Agents inherit the crew embedder if they don’t set their own.

from crewai import Agent
from crewai.knowledge.knowledge_config import KnowledgeConfig
agent = Agent(
role="Researcher",
goal="...",
backstory="...",
knowledge_sources=[pdfs],
knowledge_config=KnowledgeConfig(results_limit=8, score_threshold=0.5),
)
  • results_limit (default 5) — how many chunks the retriever returns.
  • score_threshold (default 0.6) — similarity floor; increase for precision, lower for recall.
from crewai import Knowledge
from crewai.knowledge.source.string_knowledge_source import StringKnowledgeSource
k = Knowledge(
collection_name="kb",
sources=[StringKnowledgeSource(content="Python was released in 1991.")],
)
k.add_sources()
hits = k.query(["when was python released?"], results_limit=3, score_threshold=0.6)
for h in hits:
print(h)
  • query(queries, results_limit=5, score_threshold=0.6) — synchronous.
  • aquery(...) — async equivalent.
  • reset() — wipe the collection.
kb = CrewDoclingSource(file_paths=["knowledge/handbook-2026-q1.pdf"])
crew = Crew(agents=[...], tasks=[...], knowledge_sources=[kb])

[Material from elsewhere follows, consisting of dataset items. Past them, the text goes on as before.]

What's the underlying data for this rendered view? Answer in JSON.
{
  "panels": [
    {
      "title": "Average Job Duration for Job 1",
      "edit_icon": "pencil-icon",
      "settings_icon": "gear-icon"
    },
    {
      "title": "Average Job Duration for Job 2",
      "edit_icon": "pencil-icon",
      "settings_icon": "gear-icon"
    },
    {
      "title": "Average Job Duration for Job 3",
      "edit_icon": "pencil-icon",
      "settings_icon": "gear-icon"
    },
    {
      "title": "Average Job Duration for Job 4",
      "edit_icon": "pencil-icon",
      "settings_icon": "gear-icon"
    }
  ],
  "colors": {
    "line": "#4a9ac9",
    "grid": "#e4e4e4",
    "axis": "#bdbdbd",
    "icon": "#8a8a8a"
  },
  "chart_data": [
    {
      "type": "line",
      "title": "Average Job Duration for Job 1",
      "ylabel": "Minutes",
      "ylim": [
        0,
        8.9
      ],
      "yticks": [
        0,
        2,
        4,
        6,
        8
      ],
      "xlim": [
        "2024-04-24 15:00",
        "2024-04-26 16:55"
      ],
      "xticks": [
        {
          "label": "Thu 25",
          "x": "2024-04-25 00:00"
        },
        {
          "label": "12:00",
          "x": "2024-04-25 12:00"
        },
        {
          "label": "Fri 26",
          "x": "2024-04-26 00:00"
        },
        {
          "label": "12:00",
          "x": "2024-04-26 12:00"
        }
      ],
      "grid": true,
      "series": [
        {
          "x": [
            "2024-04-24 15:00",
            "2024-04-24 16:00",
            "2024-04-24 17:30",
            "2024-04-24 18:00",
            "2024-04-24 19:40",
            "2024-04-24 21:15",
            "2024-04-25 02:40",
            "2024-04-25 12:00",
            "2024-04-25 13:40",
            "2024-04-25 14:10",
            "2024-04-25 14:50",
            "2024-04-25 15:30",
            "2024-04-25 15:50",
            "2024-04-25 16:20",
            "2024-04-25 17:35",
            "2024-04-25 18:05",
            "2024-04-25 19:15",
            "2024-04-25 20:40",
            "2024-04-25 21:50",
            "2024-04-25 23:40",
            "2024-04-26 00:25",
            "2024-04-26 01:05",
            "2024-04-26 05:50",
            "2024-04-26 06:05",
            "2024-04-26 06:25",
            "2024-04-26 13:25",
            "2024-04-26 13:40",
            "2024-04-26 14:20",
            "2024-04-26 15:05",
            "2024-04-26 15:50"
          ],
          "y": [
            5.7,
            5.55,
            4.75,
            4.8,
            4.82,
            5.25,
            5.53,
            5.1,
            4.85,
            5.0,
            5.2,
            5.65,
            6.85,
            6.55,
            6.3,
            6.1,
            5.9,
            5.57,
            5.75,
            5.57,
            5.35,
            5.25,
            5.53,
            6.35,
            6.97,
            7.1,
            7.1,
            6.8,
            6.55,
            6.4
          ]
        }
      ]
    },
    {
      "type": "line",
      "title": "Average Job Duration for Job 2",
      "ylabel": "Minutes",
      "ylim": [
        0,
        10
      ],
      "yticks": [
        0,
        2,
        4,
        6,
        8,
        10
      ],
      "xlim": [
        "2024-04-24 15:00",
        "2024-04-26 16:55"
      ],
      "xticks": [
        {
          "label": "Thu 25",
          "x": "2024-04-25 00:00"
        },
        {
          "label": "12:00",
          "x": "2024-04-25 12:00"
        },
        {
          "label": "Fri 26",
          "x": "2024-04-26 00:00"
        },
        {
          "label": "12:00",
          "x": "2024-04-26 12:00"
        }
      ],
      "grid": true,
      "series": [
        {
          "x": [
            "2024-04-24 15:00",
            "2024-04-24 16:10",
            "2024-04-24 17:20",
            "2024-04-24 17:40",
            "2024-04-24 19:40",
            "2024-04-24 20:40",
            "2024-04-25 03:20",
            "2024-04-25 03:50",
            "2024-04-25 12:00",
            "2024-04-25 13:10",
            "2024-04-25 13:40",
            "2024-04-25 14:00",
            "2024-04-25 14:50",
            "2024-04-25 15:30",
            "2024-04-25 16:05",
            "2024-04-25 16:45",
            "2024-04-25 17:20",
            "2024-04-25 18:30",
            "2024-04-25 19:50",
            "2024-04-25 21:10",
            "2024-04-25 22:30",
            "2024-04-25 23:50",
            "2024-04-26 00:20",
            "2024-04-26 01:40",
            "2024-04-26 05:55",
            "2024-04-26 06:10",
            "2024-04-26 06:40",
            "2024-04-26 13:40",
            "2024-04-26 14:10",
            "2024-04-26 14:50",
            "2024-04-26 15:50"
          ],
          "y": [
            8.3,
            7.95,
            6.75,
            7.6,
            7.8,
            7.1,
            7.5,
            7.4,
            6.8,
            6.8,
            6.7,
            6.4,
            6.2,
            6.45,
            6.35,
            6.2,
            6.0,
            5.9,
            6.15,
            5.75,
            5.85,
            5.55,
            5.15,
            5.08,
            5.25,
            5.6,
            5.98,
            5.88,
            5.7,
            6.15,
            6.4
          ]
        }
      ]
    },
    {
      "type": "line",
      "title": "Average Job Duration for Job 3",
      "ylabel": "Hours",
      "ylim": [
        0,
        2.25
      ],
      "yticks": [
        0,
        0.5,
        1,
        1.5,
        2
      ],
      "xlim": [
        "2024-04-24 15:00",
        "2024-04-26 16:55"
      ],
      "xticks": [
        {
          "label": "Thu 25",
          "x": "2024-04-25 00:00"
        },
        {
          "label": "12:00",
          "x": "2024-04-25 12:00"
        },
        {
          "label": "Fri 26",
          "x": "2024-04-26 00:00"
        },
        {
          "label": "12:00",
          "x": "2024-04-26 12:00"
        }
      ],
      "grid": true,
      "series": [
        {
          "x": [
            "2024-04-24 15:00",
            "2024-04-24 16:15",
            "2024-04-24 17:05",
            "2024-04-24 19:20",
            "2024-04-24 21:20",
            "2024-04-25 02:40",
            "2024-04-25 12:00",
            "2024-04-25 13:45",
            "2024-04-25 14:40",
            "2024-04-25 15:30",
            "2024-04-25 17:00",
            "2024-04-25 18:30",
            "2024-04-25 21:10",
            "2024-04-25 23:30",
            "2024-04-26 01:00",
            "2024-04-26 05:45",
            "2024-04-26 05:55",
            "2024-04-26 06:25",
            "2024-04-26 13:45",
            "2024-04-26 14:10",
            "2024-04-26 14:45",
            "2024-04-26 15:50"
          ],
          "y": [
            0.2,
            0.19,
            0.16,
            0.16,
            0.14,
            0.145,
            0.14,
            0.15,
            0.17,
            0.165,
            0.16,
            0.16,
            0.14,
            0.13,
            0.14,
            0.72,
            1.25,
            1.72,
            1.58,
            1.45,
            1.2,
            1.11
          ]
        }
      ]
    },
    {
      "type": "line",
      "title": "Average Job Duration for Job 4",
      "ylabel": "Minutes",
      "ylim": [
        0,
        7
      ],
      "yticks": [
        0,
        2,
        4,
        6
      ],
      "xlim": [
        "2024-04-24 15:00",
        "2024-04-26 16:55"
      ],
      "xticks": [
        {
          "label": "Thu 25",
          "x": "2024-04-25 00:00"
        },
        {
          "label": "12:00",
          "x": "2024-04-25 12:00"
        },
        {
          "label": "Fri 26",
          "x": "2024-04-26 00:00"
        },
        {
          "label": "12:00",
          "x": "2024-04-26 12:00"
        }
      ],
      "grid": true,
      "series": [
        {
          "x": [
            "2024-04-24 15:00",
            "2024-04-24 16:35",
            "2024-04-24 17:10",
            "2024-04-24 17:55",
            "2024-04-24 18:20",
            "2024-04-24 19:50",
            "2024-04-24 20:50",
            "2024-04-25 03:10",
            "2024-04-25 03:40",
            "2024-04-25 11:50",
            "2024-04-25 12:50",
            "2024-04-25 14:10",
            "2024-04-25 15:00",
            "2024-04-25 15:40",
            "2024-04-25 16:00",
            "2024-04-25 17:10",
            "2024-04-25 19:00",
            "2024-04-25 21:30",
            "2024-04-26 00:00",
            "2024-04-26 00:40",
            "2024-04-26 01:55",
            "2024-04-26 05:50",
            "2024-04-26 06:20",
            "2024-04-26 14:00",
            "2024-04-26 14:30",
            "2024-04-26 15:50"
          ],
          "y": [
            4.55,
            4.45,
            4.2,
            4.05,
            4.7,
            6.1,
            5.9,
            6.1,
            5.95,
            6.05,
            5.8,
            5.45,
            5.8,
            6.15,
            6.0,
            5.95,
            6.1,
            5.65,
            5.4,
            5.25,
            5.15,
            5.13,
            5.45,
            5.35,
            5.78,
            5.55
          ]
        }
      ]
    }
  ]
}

New quarter → new file, rebuild the collection (call Knowledge.reset() then add_sources()).

legal = Agent(role="Legal", ..., knowledge_sources=[legal_pdfs])
finops = Agent(role="FinOps", ..., knowledge_sources=[sql_schema_txt, runbooks_md])

Collections don’t collide — they’re isolated by role.

Agent(
role="Compliance",
goal="Quote the exact paragraph",
backstory="Paranoid reader.",
knowledge_sources=[pdfs],
knowledge_config=KnowledgeConfig(results_limit=3, score_threshold=0.75),
)
from crewai import Knowledge
k = Knowledge(collection_name="shared-kb", sources=[pdfs, docs])
k.add_sources() # build once
crew_a = Crew(..., knowledge=k)
crew_b = Crew(..., knowledge=k)

Pass knowledge= (a built Knowledge instance) instead of knowledge_sources= to skip re-indexing.

CrewDoclingSource(file_paths=[
"https://developer.mozilla.org/en-US/docs/Web/API",
"internal/onboarding.pdf",
])

Docling treats URLs and local paths the same as long as the format is supported.

  • knowledge/ is the default root. Relative paths are resolved there; absolute paths work everywhere.
  • Embedder needed. Either pass embedder= on the agent/crew, or set OPENAI_API_KEY for the default.
  • PDFKnowledgeSource uses pdfplumber, not the Docling path. If you need tables/images extracted, use CrewDoclingSource.
  • Chunking is naive by default — a sliding window over characters. Override _chunk_text in a subclass if you need sentence-aware splits.
  • file_path is deprecated. Always use file_paths=[...], even for a single file.
  • Knowledge is read-heavy. It doesn’t auto-update. For dynamic content, use Memory or rebuild the collection.
  • knowledge_storage= on an agent overrides the default LanceDB store. Pass a custom BaseKnowledgeStorage if you need Qdrant/Pinecone/etc.